In contrast, regions with stronger institutional credibility, such as Europe, have transformed football into a multi-billion-dollar industry with deep linkages to their wider economies. Africa, despite its vast talent pool and passionate market, continues to underperform; not due to lack of potential, but due to institutional constraints.
The Deeper Development Lesson
What is playing out in African football mirrors a broader developmental pattern across many sectors on the continent. Just as in trade and investment, outcomes are not determined solely by participation, but by the quality of institutional mediation.
In football:
- The “external regime” is global football integration
- The “domestic mediation” is CAF and national football governance
Where mediation is weak, integration reproduces dependency – African talent fuels global leagues, while domestic systems remain underdeveloped.
Where mediation is strong, integration can support domestic capability building and industrial upgrading. In such contexts, the quality of the game improves, commercial value increases, and investment flows into both core sports infrastructure and complementary sectors such as hospitality and logistics. Investment in these complementary sectors not only strengthens the footballing ecosystem but also enhances the broader competitiveness of the economy, positioning the continent to attract capital into non-sport sectors and ultimately improve quality of life.
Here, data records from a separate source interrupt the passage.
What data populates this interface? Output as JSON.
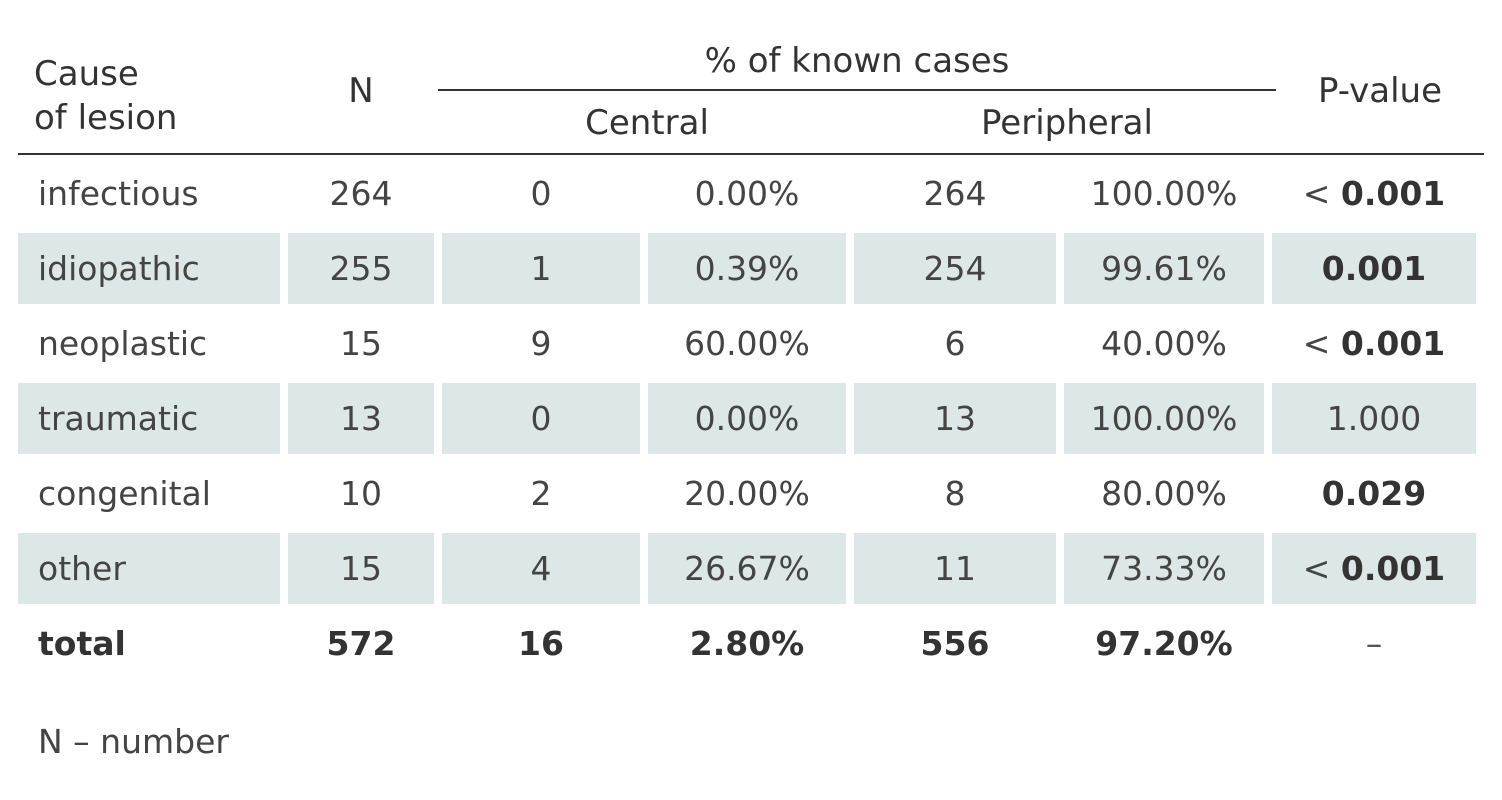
{
  "header": {
    "cause_line1": "Cause",
    "cause_line2": "of lesion",
    "n": "N",
    "group": "% of known cases",
    "central": "Central",
    "peripheral": "Peripheral",
    "p_value": "P-value"
  },
  "rows": [
    {
      "cause": "infectious",
      "n": "264",
      "central_n": "0",
      "central_pct": "0.00%",
      "peripheral_n": "264",
      "peripheral_pct": "100.00%",
      "p_prefix": "< ",
      "p_value": "0.001",
      "p_bold": true
    },
    {
      "cause": "idiopathic",
      "n": "255",
      "central_n": "1",
      "central_pct": "0.39%",
      "peripheral_n": "254",
      "peripheral_pct": "99.61%",
      "p_prefix": "",
      "p_value": "0.001",
      "p_bold": true
    },
    {
      "cause": "neoplastic",
      "n": "15",
      "central_n": "9",
      "central_pct": "60.00%",
      "peripheral_n": "6",
      "peripheral_pct": "40.00%",
      "p_prefix": "< ",
      "p_value": "0.001",
      "p_bold": true
    },
    {
      "cause": "traumatic",
      "n": "13",
      "central_n": "0",
      "central_pct": "0.00%",
      "peripheral_n": "13",
      "peripheral_pct": "100.00%",
      "p_prefix": "",
      "p_value": "1.000",
      "p_bold": false
    },
    {
      "cause": "congenital",
      "n": "10",
      "central_n": "2",
      "central_pct": "20.00%",
      "peripheral_n": "8",
      "peripheral_pct": "80.00%",
      "p_prefix": "",
      "p_value": "0.029",
      "p_bold": true
    },
    {
      "cause": "other",
      "n": "15",
      "central_n": "4",
      "central_pct": "26.67%",
      "peripheral_n": "11",
      "peripheral_pct": "73.33%",
      "p_prefix": "< ",
      "p_value": "0.001",
      "p_bold": true
    }
  ],
  "total": {
    "cause": "total",
    "n": "572",
    "central_n": "16",
    "central_pct": "2.80%",
    "peripheral_n": "556",
    "peripheral_pct": "97.20%",
    "p_value": "–"
  },
  "footnote": "N – number",
  "colors": {
    "shaded_row": "#dde7e7",
    "text": "#333333"
  }
}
This suggests that continental institutions such as the African Union Commission and the African Continental Free Trade Area Secretariat can strategically leverage sport, particularly football, not merely as entertainment, but as a platform for mobilising industrial capital and catalysing structural transformation across the continent.
Restoring Credibility: A Policy Imperative
If African football is to realise its full economic and symbolic potential, governance reform must move from rhetoric to reality.
Key priorities include:
- Transparent and consistent rule enforcement
- Institutional independence from political influence
- Strengthening dispute resolution mechanisms
- Professionalisation of football administration
- Clear alignment between continental and national governance frameworks
Without these, the Africa Cup of Nations risks remaining a competition rich in talent but limited in global standing.
Conclusion
The Senegal episode is not just about a title lost or a rule enforced. It is a signal—one that highlights the cost of institutional fragility in a highly visible and globally connected sector.
African football stands at a crossroads. It can either continue to operate within a framework of contested legitimacy or undertake the difficult but necessary reforms required to build credibility, attract investment, and retain its talent.
Ultimately, the future of African football will not be decided by what happens on the pitch—but by the strength of the institutions that govern it.
Dipo Baruwa is a business climate development analyst.